Real-Time Event Monitoring with Redpanda, OpenTelemetry, and Grafana

by Emmanuel Akin-AdemolaMay 5th, 2024

Too Long; Didn't Read

Discover the importance of events in event-driven architectures and follow a comprehensive tutorial on setting up real-time event monitoring using Redpanda, OpenTelemetry, and Grafana. Learn how to leverage Docker, Prometheus, and other tools to monitor system health and Kubernetes clusters effectively.

featured image - Real-Time Event Monitoring with Redpanda, OpenTelemetry, and Grafana

What are events and why use them?

An event is the detail that describes an action that occurred at a specific time; for example, the purchase of a product in an online store. The purchase event is defined by product, payment, and delivery as well as the time that the purchase occurred. The purchase action, or event, was done in the purchasing component of the system but has an impact on many other components, such as inventory, payment processing, and shipping.
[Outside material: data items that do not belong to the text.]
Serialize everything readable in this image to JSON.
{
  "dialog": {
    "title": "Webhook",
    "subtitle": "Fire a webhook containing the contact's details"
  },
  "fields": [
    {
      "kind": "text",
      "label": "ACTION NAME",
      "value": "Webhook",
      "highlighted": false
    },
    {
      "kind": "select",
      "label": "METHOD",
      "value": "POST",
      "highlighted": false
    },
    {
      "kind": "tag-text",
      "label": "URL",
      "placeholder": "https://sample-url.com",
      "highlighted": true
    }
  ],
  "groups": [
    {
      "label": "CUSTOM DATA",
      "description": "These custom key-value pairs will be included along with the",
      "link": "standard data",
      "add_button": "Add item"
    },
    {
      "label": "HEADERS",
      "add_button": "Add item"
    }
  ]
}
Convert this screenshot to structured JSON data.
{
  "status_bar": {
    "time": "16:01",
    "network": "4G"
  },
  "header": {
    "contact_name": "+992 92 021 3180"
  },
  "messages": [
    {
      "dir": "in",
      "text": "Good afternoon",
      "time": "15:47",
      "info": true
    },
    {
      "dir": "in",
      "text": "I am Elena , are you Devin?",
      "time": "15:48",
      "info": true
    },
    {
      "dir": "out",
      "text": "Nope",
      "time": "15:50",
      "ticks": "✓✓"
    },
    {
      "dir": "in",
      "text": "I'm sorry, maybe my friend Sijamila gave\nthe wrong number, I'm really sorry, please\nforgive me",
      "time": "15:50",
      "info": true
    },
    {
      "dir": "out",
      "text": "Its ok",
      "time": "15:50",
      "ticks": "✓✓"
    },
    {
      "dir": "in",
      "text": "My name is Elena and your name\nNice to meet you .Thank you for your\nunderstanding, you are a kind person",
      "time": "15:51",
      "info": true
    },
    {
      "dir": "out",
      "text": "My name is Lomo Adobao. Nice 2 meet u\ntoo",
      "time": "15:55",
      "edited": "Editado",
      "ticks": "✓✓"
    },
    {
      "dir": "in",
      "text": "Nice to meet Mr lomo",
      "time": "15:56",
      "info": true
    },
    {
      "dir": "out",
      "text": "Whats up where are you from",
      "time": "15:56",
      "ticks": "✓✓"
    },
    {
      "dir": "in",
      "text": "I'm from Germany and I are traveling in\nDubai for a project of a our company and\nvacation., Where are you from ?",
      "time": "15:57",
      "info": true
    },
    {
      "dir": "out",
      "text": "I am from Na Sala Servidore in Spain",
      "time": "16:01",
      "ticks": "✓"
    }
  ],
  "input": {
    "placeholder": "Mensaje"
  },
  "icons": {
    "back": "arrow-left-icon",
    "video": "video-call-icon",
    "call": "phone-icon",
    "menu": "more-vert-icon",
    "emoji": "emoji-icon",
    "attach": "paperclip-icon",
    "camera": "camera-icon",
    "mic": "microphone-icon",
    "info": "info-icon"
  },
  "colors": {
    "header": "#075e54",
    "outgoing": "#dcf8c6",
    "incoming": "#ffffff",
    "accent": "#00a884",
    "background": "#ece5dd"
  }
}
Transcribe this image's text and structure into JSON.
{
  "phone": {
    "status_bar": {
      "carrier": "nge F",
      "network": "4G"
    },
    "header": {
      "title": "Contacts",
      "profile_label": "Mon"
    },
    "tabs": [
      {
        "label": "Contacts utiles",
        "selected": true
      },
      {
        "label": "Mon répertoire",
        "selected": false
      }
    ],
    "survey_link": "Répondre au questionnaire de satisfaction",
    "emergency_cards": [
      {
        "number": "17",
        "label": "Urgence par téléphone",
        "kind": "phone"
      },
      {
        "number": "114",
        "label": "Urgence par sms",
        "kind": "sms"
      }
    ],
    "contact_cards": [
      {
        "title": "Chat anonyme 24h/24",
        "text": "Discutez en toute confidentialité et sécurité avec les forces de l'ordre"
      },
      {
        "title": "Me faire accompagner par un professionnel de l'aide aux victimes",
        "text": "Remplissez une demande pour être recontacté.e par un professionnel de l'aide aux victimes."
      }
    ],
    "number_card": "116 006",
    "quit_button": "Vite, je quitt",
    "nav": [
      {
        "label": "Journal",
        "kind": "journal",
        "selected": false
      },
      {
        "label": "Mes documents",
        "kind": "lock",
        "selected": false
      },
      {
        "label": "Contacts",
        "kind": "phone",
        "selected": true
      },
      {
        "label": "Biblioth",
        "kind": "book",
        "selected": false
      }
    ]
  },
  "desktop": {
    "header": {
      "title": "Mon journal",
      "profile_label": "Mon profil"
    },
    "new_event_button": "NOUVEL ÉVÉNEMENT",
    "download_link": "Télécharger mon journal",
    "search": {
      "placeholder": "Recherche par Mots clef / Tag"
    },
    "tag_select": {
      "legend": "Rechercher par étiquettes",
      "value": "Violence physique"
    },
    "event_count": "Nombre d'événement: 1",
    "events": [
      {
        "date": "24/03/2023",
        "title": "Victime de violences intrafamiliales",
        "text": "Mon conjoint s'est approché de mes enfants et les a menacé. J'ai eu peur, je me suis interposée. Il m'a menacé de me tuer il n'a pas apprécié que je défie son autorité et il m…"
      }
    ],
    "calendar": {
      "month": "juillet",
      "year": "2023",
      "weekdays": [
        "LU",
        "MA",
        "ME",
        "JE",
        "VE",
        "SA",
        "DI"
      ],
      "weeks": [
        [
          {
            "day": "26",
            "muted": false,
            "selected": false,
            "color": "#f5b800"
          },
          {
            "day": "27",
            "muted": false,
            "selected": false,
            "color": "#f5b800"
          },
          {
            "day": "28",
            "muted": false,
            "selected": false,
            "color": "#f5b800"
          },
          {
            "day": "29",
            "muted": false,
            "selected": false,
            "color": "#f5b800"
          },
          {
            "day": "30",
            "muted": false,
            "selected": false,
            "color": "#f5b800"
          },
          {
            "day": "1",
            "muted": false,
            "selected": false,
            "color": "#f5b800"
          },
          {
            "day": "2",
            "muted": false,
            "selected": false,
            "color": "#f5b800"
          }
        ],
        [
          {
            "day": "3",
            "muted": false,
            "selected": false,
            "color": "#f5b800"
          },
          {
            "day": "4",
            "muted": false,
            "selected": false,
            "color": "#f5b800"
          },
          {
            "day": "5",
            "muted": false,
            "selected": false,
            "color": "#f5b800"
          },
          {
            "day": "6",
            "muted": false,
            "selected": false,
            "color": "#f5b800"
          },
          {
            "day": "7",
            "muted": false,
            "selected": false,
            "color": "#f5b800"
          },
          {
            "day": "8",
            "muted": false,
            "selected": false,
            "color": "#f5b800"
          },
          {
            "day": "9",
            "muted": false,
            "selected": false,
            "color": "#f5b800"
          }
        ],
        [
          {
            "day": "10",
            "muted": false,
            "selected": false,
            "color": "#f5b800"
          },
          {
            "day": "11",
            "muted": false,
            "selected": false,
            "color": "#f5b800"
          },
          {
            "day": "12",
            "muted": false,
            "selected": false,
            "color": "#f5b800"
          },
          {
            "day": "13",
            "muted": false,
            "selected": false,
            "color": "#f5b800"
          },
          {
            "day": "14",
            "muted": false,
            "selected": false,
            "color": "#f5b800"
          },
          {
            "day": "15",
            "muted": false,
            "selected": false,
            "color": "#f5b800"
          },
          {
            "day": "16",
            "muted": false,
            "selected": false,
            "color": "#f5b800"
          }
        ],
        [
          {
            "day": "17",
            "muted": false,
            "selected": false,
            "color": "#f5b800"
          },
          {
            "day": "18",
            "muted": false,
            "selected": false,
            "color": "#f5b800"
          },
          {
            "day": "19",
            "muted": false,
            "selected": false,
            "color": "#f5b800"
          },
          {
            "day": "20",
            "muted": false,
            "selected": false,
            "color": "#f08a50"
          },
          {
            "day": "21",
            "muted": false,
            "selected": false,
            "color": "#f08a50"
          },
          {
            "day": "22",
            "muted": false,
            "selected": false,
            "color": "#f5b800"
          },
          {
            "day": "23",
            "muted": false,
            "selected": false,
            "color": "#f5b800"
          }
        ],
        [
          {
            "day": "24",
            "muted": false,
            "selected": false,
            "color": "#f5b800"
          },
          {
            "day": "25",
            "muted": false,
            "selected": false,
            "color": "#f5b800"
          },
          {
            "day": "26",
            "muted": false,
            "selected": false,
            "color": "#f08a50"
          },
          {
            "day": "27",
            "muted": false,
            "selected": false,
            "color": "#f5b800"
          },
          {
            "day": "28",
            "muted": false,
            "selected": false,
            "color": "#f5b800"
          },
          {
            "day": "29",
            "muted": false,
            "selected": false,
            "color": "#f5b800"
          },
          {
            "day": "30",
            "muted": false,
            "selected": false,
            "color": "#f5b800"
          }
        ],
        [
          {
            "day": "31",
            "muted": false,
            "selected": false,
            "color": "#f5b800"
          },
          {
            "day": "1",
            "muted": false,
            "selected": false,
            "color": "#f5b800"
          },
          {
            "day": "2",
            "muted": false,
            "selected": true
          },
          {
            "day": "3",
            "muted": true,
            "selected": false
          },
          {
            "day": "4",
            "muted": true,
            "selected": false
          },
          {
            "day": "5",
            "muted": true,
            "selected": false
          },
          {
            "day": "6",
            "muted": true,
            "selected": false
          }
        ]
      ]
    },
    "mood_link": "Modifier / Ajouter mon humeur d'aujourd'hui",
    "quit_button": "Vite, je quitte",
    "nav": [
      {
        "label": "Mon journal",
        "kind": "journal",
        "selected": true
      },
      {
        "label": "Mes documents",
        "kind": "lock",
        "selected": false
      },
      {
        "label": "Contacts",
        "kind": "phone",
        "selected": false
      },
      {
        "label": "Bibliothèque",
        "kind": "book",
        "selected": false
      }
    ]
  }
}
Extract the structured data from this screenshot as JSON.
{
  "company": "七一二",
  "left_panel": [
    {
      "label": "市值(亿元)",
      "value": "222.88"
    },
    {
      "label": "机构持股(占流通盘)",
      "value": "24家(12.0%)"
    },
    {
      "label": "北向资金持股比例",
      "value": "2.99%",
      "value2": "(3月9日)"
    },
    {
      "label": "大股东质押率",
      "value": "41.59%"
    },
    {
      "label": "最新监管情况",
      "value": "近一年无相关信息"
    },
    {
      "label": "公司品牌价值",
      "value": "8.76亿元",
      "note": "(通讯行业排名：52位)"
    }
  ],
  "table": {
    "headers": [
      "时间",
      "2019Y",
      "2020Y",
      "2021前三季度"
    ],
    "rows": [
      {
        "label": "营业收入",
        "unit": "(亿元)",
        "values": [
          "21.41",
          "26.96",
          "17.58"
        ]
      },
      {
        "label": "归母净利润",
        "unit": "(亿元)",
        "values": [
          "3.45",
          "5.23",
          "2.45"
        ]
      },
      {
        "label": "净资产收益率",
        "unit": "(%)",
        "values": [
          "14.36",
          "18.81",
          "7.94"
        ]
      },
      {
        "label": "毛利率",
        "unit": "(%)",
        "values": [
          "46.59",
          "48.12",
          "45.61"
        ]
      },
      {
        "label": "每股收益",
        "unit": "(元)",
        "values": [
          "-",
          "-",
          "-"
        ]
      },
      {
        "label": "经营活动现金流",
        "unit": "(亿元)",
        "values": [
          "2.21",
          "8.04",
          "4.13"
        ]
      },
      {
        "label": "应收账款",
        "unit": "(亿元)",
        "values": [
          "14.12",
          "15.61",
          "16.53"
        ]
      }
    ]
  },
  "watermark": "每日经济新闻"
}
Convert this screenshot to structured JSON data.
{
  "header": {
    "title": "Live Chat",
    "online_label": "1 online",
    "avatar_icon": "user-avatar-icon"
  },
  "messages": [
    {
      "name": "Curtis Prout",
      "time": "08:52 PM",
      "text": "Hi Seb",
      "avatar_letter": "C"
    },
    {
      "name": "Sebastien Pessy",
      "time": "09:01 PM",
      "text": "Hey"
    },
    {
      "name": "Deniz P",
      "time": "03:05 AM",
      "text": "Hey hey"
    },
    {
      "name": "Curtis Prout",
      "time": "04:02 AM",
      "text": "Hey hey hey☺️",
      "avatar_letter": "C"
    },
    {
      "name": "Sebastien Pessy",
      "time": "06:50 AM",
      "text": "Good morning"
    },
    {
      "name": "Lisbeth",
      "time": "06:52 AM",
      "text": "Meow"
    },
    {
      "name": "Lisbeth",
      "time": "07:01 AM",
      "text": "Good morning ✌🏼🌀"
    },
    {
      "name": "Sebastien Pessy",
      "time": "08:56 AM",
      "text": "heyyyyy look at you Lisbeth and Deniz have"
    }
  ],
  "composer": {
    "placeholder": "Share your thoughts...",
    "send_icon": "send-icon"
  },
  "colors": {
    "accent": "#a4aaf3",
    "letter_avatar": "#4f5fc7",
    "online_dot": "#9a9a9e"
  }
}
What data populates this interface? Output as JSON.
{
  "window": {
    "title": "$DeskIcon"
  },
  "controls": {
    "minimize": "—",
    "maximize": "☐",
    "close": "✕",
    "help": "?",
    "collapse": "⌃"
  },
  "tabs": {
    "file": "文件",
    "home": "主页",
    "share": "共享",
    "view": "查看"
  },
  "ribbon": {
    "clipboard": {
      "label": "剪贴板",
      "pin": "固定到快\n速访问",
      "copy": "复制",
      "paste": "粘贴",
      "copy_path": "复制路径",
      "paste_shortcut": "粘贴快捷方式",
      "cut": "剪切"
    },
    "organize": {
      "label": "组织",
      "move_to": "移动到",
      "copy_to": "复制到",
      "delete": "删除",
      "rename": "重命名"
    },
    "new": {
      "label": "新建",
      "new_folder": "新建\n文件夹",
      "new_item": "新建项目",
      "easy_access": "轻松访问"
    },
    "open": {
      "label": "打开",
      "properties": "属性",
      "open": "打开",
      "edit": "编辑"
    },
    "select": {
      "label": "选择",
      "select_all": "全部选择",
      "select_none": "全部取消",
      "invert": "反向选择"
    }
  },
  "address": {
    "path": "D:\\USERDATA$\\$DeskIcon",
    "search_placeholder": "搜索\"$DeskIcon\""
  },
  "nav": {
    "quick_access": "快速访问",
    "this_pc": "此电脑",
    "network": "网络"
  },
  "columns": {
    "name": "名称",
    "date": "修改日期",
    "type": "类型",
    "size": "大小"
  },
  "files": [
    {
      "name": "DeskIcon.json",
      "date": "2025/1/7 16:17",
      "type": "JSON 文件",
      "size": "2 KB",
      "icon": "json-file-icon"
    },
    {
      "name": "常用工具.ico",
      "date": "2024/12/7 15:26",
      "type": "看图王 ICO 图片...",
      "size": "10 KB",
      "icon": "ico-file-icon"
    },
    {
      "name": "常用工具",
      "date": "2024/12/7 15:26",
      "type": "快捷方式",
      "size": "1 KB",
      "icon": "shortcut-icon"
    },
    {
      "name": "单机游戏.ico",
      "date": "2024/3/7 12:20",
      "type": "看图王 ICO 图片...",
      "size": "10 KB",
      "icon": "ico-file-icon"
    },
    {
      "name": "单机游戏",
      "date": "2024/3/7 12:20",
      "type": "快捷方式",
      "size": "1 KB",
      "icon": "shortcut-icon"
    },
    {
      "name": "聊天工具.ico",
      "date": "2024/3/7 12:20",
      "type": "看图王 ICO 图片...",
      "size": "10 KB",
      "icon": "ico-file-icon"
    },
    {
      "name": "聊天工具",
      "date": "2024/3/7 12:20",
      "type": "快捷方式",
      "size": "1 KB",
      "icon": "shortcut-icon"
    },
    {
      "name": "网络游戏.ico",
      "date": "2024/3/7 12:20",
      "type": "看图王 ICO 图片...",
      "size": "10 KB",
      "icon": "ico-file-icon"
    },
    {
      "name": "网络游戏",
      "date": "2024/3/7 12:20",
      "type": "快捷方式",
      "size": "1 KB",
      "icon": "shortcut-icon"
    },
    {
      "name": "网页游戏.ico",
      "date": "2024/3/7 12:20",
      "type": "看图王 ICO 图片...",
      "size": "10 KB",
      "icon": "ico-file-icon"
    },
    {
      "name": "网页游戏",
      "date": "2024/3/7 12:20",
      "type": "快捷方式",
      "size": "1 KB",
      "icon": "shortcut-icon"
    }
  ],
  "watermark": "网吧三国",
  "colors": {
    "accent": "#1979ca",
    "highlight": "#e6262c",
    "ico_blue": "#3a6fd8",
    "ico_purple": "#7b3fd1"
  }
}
In an event-driven architecture, all actions in the system are defined and packaged as events to precisely identify the individual actions and how they are processed throughout the system.

Instead of processing updates one after the other in a serial fashion and limiting the system's performance to its worst components, the event-driven architecture allows the components to process events at their own pace. This architecture helps developers to build systems that are fast and scalable.

Here are two use cases of event monitoring:

Monitoring system/server health

Processes are different and handling tasks differ according to the software, device, capability, and tasks. Now, if you are creating a complex application or software, you would want it to run efficiently and consistently on the server, relative to an operating system’s strength. Therefore, real-time event monitoring helps with the data needed to analyze background processes, manage malware, and optimize code performance.
Monitoring Kubernetes cluster

Kubernetes is a popular open-source container management platform, that accommodates manual configurations and automation. Real-time event monitoring is usually provided by Kubernetes to manage clusters resources which include CPU, memory, and storage — based on predefined or configured protocols, cluster operators will receive alerts if the required resources or nodes are underutilized or overutilized to hamper efficiency.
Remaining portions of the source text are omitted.